Payment Scams are Targeting Businesses like Yours
Criminals are sending emails and text messages that make it appear that your staff, suppliers or even bank officials are asking for payments. If you don’t know how to spot these fake messages, your business could lose thousands.
These unauthorised push payment scams, in which people were conned into transferring money into other accounts, cost businesses a total of £145 million in the first half of 2018.
Don’t let your business add to these figures.
HOW THE SCAMS WORK
It’s easy for criminals to fake emails so that they look like they’ve been sent by someone in your business, if they’ve hacked a business email account, criminals can even send emails from genuine business addresses without the account owner even knowing.
The emails ask for money to be paid into an account for reasons that may seem believable – but the account is controlled by the criminal. Make the payment and the money will be stolen and, in all likelihood, unrecoverable.
FAKE TEXT MESSAGES
Text message fraud works in a similar way. Criminals send text messages that look like they’re from your bank or provider – or they may even be inserted into a genuine text message conversation you’re having with your bank.

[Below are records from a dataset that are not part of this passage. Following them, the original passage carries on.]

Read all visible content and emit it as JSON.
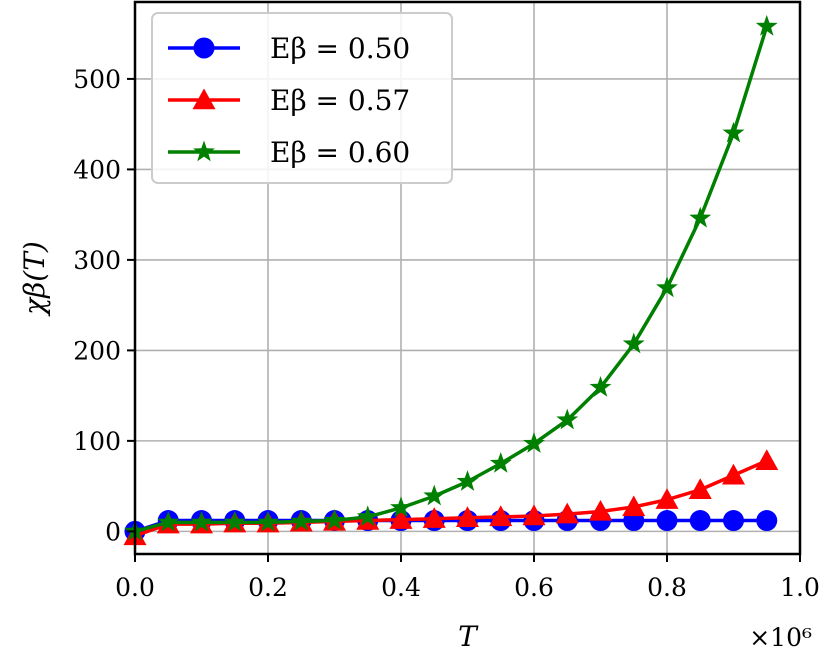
{
  "chart_data": {
    "type": "line",
    "title": "",
    "xlabel": "T",
    "ylabel": "χβ(T)",
    "x_multiplier_label": "×10⁶",
    "xlim": [
      0.0,
      1.0
    ],
    "ylim": [
      -25,
      585
    ],
    "x_ticks": [
      0.0,
      0.2,
      0.4,
      0.6,
      0.8,
      1.0
    ],
    "x_tick_labels": [
      "0.0",
      "0.2",
      "0.4",
      "0.6",
      "0.8",
      "1.0"
    ],
    "y_ticks": [
      0,
      100,
      200,
      300,
      400,
      500
    ],
    "y_tick_labels": [
      "0",
      "100",
      "200",
      "300",
      "400",
      "500"
    ],
    "grid": true,
    "legend_position": "top-left",
    "x": [
      0.0,
      0.05,
      0.1,
      0.15,
      0.2,
      0.25,
      0.3,
      0.35,
      0.4,
      0.45,
      0.5,
      0.55,
      0.6,
      0.65,
      0.7,
      0.75,
      0.8,
      0.85,
      0.9,
      0.95
    ],
    "series": [
      {
        "name": "Eβ = 0.50",
        "color": "#0000ff",
        "marker": "circle",
        "values": [
          0,
          12,
          12,
          12,
          12,
          12,
          12,
          12,
          12,
          12,
          12,
          12,
          12,
          12,
          12,
          12,
          12,
          12,
          12,
          12
        ]
      },
      {
        "name": "Eβ = 0.57",
        "color": "#ff0000",
        "marker": "triangle",
        "values": [
          -5,
          8,
          8,
          9,
          9,
          10,
          11,
          12,
          13,
          14,
          15,
          16,
          17,
          19,
          22,
          27,
          35,
          46,
          62,
          78
        ]
      },
      {
        "name": "Eβ = 0.60",
        "color": "#008000",
        "marker": "star",
        "values": [
          0,
          10,
          10,
          10,
          10,
          11,
          12,
          16,
          26,
          39,
          55,
          75,
          97,
          123,
          159,
          207,
          269,
          346,
          440,
          558
        ]
      }
    ]
  }
}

The messages ask you to call a number controlled by the criminal, who’ll then ask for your bank security details so that they can access your account – and steal your money.
TIPS TO HELP STAY SAFE ONLINE
Fake emails and text messages can be hard to detect – they can look very realistic. But there are some simple tips that will help catch most scam emails and text messages.
- Never hand out your full password or any other personal details to those who send emails asking for them and watch out for any sudden changes to your internet banking page.
- If you get an email promising riches, asking for your details or your online banking suddenly starts revealing all the passwords you type in, be wary and ignore the emails.
- If you get a payment request from a member of staff, supplier or client, check that the request is genuine by calling their number you have on file – don’t call numbers given in the message.
- Never transfer money to a different account for any reason. Check with your bank or provider that it is genuine message by calling them directly.
- Make sure to only access your online banking from devices you trust or over secure connections. Never login to your bank website through a link in an email, even if the email appears to have come from your bank.
If in any doubt – call your Bank or provider.